# New Mitsubishi ASX, Great Service!!



## Tony Jones (Sep 15, 2016)

Just picked up my new ASX from Agostino Mitsubishi in Adelaide, Great Service from everyone involved. Looking forward to my new career with Uber, Regards Tony


----------



## UberLuxbod (Sep 2, 2014)

A brand new car for Uber?

And you are new to Uber?

You do realise your car will be worthless and worn out in three years?


----------



## steveK2016 (Jul 31, 2016)

UberLuxbod said:


> A brand new car for Uber?
> 
> And you are new to Uber?
> 
> You do realise your car will be worthless and worn out in three years?

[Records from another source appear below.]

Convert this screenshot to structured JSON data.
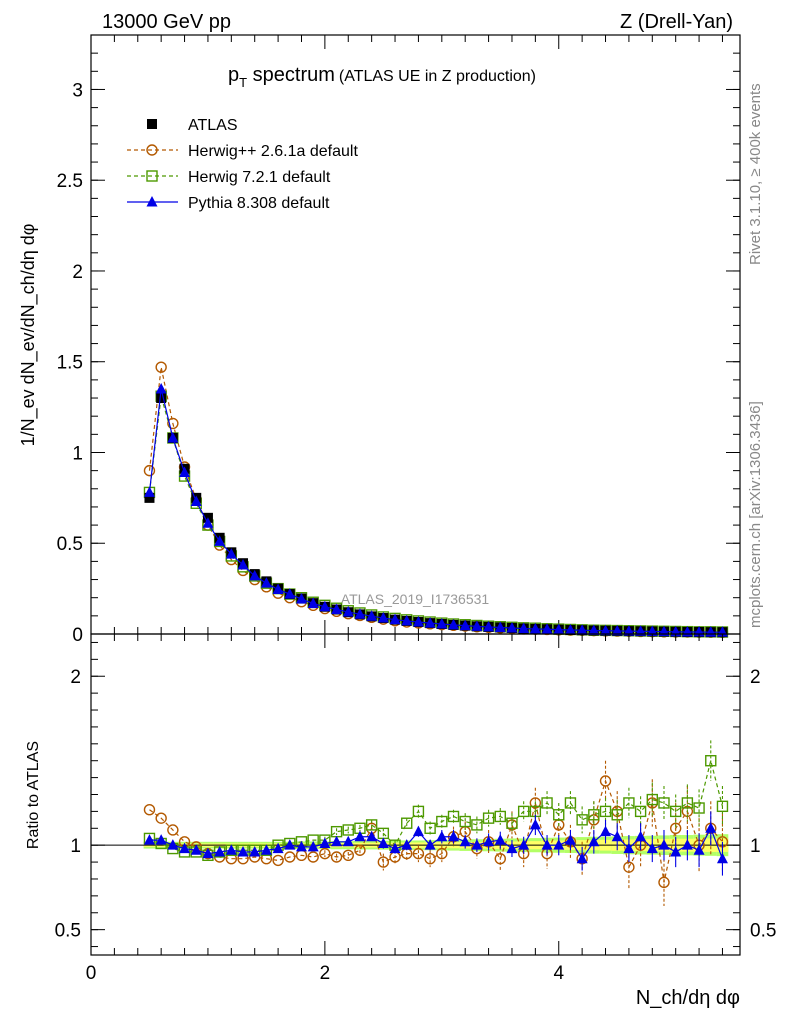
{
  "header": {
    "left": "13000 GeV pp",
    "right": "Z (Drell-Yan)"
  },
  "side": {
    "rivet": "Rivet 3.1.10, ≥ 400k events",
    "mcplots": "mcplots.cern.ch [arXiv:1306.3436]"
  },
  "colors": {
    "atlas": "#000000",
    "herwig_pp": "#b35900",
    "herwig7": "#4d9900",
    "pythia": "#0000e6",
    "band_inner": "#ffff66",
    "band_outer": "#b3ff66"
  },
  "chart_data": [
    {
      "panel": "main",
      "type": "line",
      "title_main": "p",
      "title_sub": "T",
      "title_rest": " spectrum",
      "title_small": "(ATLAS UE in Z production)",
      "ylabel": "1/N_ev dN_ev/dN_ch/dη dφ",
      "ylim": [
        0,
        3.3
      ],
      "yticks": [
        0,
        0.5,
        1,
        1.5,
        2,
        2.5,
        3
      ],
      "ytick_labels": [
        "0",
        "0.5",
        "1",
        "1.5",
        "2",
        "2.5",
        "3"
      ],
      "watermark": "ATLAS_2019_I1736531",
      "legend": [
        {
          "key": "atlas",
          "label": "ATLAS"
        },
        {
          "key": "herwig_pp",
          "label": "Herwig++ 2.6.1a default"
        },
        {
          "key": "herwig7",
          "label": "Herwig 7.2.1 default"
        },
        {
          "key": "pythia",
          "label": "Pythia 8.308 default"
        }
      ],
      "x": [
        0.5,
        0.6,
        0.7,
        0.8,
        0.9,
        1.0,
        1.1,
        1.2,
        1.3,
        1.4,
        1.5,
        1.6,
        1.7,
        1.8,
        1.9,
        2.0,
        2.1,
        2.2,
        2.3,
        2.4,
        2.5,
        2.6,
        2.7,
        2.8,
        2.9,
        3.0,
        3.1,
        3.2,
        3.3,
        3.4,
        3.5,
        3.6,
        3.7,
        3.8,
        3.9,
        4.0,
        4.1,
        4.2,
        4.3,
        4.4,
        4.5,
        4.6,
        4.7,
        4.8,
        4.9,
        5.0,
        5.1,
        5.2,
        5.3,
        5.4
      ],
      "series": [
        {
          "key": "atlas",
          "name": "ATLAS",
          "values": [
            0.75,
            1.3,
            1.08,
            0.91,
            0.75,
            0.64,
            0.53,
            0.45,
            0.39,
            0.33,
            0.29,
            0.25,
            0.22,
            0.195,
            0.17,
            0.15,
            0.135,
            0.12,
            0.108,
            0.097,
            0.088,
            0.079,
            0.072,
            0.066,
            0.06,
            0.055,
            0.05,
            0.046,
            0.042,
            0.039,
            0.036,
            0.033,
            0.03,
            0.028,
            0.026,
            0.024,
            0.022,
            0.021,
            0.019,
            0.018,
            0.017,
            0.016,
            0.015,
            0.014,
            0.013,
            0.012,
            0.011,
            0.011,
            0.01,
            0.01
          ]
        },
        {
          "key": "herwig_pp",
          "name": "Herwig++ 2.6.1a default",
          "values": [
            0.9,
            1.47,
            1.16,
            0.92,
            0.74,
            0.6,
            0.49,
            0.41,
            0.35,
            0.3,
            0.26,
            0.225,
            0.2,
            0.178,
            0.158,
            0.14,
            0.125,
            0.112,
            0.102,
            0.092,
            0.082,
            0.073,
            0.066,
            0.061,
            0.056,
            0.052,
            0.048,
            0.044,
            0.04,
            0.037,
            0.034,
            0.031,
            0.028,
            0.026,
            0.025,
            0.023,
            0.021,
            0.02,
            0.018,
            0.017,
            0.016,
            0.015,
            0.014,
            0.013,
            0.012,
            0.011,
            0.011,
            0.01,
            0.01,
            0.009
          ]
        },
        {
          "key": "herwig7",
          "name": "Herwig 7.2.1 default",
          "values": [
            0.78,
            1.31,
            1.08,
            0.87,
            0.72,
            0.6,
            0.51,
            0.43,
            0.37,
            0.32,
            0.28,
            0.25,
            0.22,
            0.2,
            0.175,
            0.158,
            0.142,
            0.128,
            0.116,
            0.105,
            0.094,
            0.086,
            0.078,
            0.072,
            0.066,
            0.06,
            0.055,
            0.051,
            0.047,
            0.043,
            0.04,
            0.037,
            0.034,
            0.032,
            0.029,
            0.027,
            0.025,
            0.023,
            0.021,
            0.02,
            0.019,
            0.018,
            0.017,
            0.016,
            0.015,
            0.014,
            0.013,
            0.012,
            0.012,
            0.011
          ]
        },
        {
          "key": "pythia",
          "name": "Pythia 8.308 default",
          "values": [
            0.78,
            1.35,
            1.08,
            0.89,
            0.73,
            0.61,
            0.51,
            0.44,
            0.38,
            0.32,
            0.28,
            0.245,
            0.22,
            0.193,
            0.168,
            0.15,
            0.135,
            0.121,
            0.109,
            0.098,
            0.088,
            0.079,
            0.072,
            0.066,
            0.06,
            0.055,
            0.05,
            0.046,
            0.042,
            0.039,
            0.036,
            0.033,
            0.03,
            0.028,
            0.026,
            0.024,
            0.022,
            0.021,
            0.019,
            0.018,
            0.017,
            0.016,
            0.015,
            0.014,
            0.013,
            0.012,
            0.011,
            0.011,
            0.01,
            0.01
          ]
        }
      ]
    },
    {
      "panel": "ratio",
      "type": "line",
      "ylabel": "Ratio to ATLAS",
      "xlabel": "N_ch/dη dφ",
      "xlim": [
        0,
        5.55
      ],
      "xticks": [
        0,
        2,
        4
      ],
      "xtick_labels": [
        "0",
        "2",
        "4"
      ],
      "ylim": [
        0.35,
        2.25
      ],
      "yticks": [
        0.5,
        1,
        2
      ],
      "ytick_labels": [
        "0.5",
        "1",
        "2"
      ],
      "x": [
        0.5,
        0.6,
        0.7,
        0.8,
        0.9,
        1.0,
        1.1,
        1.2,
        1.3,
        1.4,
        1.5,
        1.6,
        1.7,
        1.8,
        1.9,
        2.0,
        2.1,
        2.2,
        2.3,
        2.4,
        2.5,
        2.6,
        2.7,
        2.8,
        2.9,
        3.0,
        3.1,
        3.2,
        3.3,
        3.4,
        3.5,
        3.6,
        3.7,
        3.8,
        3.9,
        4.0,
        4.1,
        4.2,
        4.3,
        4.4,
        4.5,
        4.6,
        4.7,
        4.8,
        4.9,
        5.0,
        5.1,
        5.2,
        5.3,
        5.4
      ],
      "band_inner": [
        0.01,
        0.01,
        0.01,
        0.01,
        0.01,
        0.01,
        0.01,
        0.01,
        0.01,
        0.01,
        0.01,
        0.01,
        0.01,
        0.01,
        0.01,
        0.012,
        0.012,
        0.012,
        0.014,
        0.014,
        0.015,
        0.015,
        0.016,
        0.016,
        0.017,
        0.018,
        0.018,
        0.019,
        0.02,
        0.02,
        0.022,
        0.022,
        0.024,
        0.024,
        0.026,
        0.028,
        0.028,
        0.03,
        0.03,
        0.032,
        0.033,
        0.034,
        0.035,
        0.036,
        0.037,
        0.038,
        0.038,
        0.039,
        0.04,
        0.04
      ],
      "band_outer": [
        0.02,
        0.02,
        0.02,
        0.02,
        0.02,
        0.02,
        0.02,
        0.02,
        0.02,
        0.02,
        0.02,
        0.02,
        0.02,
        0.022,
        0.022,
        0.022,
        0.024,
        0.024,
        0.025,
        0.025,
        0.026,
        0.026,
        0.028,
        0.028,
        0.03,
        0.03,
        0.032,
        0.034,
        0.035,
        0.036,
        0.038,
        0.04,
        0.04,
        0.042,
        0.044,
        0.045,
        0.046,
        0.048,
        0.05,
        0.05,
        0.052,
        0.054,
        0.055,
        0.056,
        0.058,
        0.06,
        0.06,
        0.062,
        0.063,
        0.065
      ],
      "series": [
        {
          "key": "herwig_pp",
          "name": "Herwig++ 2.6.1a default",
          "values": [
            1.21,
            1.16,
            1.09,
            1.02,
            0.99,
            0.95,
            0.93,
            0.92,
            0.92,
            0.93,
            0.92,
            0.91,
            0.93,
            0.94,
            0.93,
            0.95,
            0.93,
            0.94,
            0.97,
            1.1,
            0.9,
            0.93,
            0.95,
            0.95,
            0.92,
            0.95,
            1.05,
            1.08,
            0.98,
            1.02,
            0.92,
            1.12,
            0.95,
            1.25,
            0.95,
            1.12,
            1.02,
            0.92,
            1.15,
            1.38,
            1.2,
            0.87,
            1.0,
            1.25,
            0.78,
            1.1,
            1.2,
            1.0,
            1.1,
            1.02
          ],
          "errors": [
            0.01,
            0.01,
            0.01,
            0.01,
            0.01,
            0.01,
            0.01,
            0.01,
            0.01,
            0.01,
            0.01,
            0.01,
            0.01,
            0.01,
            0.01,
            0.02,
            0.02,
            0.02,
            0.03,
            0.04,
            0.05,
            0.04,
            0.04,
            0.05,
            0.05,
            0.05,
            0.06,
            0.06,
            0.06,
            0.07,
            0.07,
            0.08,
            0.08,
            0.09,
            0.09,
            0.1,
            0.1,
            0.1,
            0.11,
            0.12,
            0.12,
            0.13,
            0.13,
            0.14,
            0.14,
            0.15,
            0.15,
            0.16,
            0.16,
            0.17
          ]
        },
        {
          "key": "herwig7",
          "name": "Herwig 7.2.1 default",
          "values": [
            1.04,
            1.01,
            0.98,
            0.96,
            0.96,
            0.94,
            0.96,
            0.97,
            0.97,
            0.97,
            0.97,
            1.0,
            1.01,
            1.02,
            1.03,
            1.03,
            1.08,
            1.09,
            1.1,
            1.12,
            1.07,
            1.0,
            1.13,
            1.2,
            1.1,
            1.14,
            1.17,
            1.14,
            1.12,
            1.16,
            1.17,
            1.13,
            1.2,
            1.2,
            1.25,
            1.18,
            1.25,
            1.15,
            1.18,
            1.2,
            1.18,
            1.25,
            1.2,
            1.27,
            1.25,
            1.2,
            1.25,
            1.22,
            1.5,
            1.23
          ],
          "errors": [
            0.01,
            0.01,
            0.01,
            0.01,
            0.01,
            0.01,
            0.01,
            0.01,
            0.01,
            0.01,
            0.01,
            0.01,
            0.01,
            0.01,
            0.01,
            0.02,
            0.02,
            0.02,
            0.02,
            0.03,
            0.03,
            0.03,
            0.03,
            0.04,
            0.04,
            0.04,
            0.04,
            0.05,
            0.05,
            0.05,
            0.05,
            0.06,
            0.06,
            0.06,
            0.07,
            0.07,
            0.07,
            0.08,
            0.08,
            0.08,
            0.09,
            0.09,
            0.09,
            0.1,
            0.1,
            0.1,
            0.11,
            0.11,
            0.12,
            0.12
          ]
        },
        {
          "key": "pythia",
          "name": "Pythia 8.308 default",
          "values": [
            1.03,
            1.03,
            1.0,
            0.98,
            0.97,
            0.95,
            0.96,
            0.97,
            0.96,
            0.96,
            0.97,
            0.98,
            1.0,
            0.99,
            0.99,
            1.01,
            1.02,
            1.02,
            1.05,
            1.05,
            1.01,
            0.98,
            1.0,
            1.08,
            1.0,
            1.05,
            1.05,
            1.02,
            1.0,
            1.02,
            1.03,
            0.98,
            1.0,
            1.12,
            1.0,
            1.0,
            1.03,
            0.92,
            1.02,
            1.08,
            1.05,
            0.98,
            1.05,
            0.98,
            1.0,
            0.96,
            1.0,
            0.97,
            1.1,
            0.92
          ],
          "errors": [
            0.01,
            0.01,
            0.01,
            0.01,
            0.01,
            0.01,
            0.01,
            0.01,
            0.01,
            0.01,
            0.01,
            0.01,
            0.01,
            0.01,
            0.01,
            0.02,
            0.02,
            0.02,
            0.02,
            0.02,
            0.03,
            0.03,
            0.03,
            0.03,
            0.03,
            0.04,
            0.04,
            0.04,
            0.04,
            0.05,
            0.05,
            0.05,
            0.05,
            0.06,
            0.06,
            0.06,
            0.06,
            0.07,
            0.07,
            0.07,
            0.08,
            0.08,
            0.08,
            0.08,
            0.09,
            0.09,
            0.09,
            0.1,
            0.1,
            0.1
          ]
        }
      ]
    }
  ]
}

At the very least, if you're going to buy a new car, make sure it qualifies for select!


----------



## Avago (Sep 15, 2015)

Tony Jones, I dudn't know that UberX had been approved in Adelaide.
A new car is good, but it won't earn you any more than a 5 year old Corolla, but of course, it'll last you longer, be more comfortable and most likely you'll be get better ratings.
I'm currently in a Suzuki SX4, (5 door hatch) and have registered my wife's Dualis for Uber, and I must admit the slightly extra size, like your ASX, is welcome...
Good on you for giving a call out for good service from Agistino Mitsubishi


----------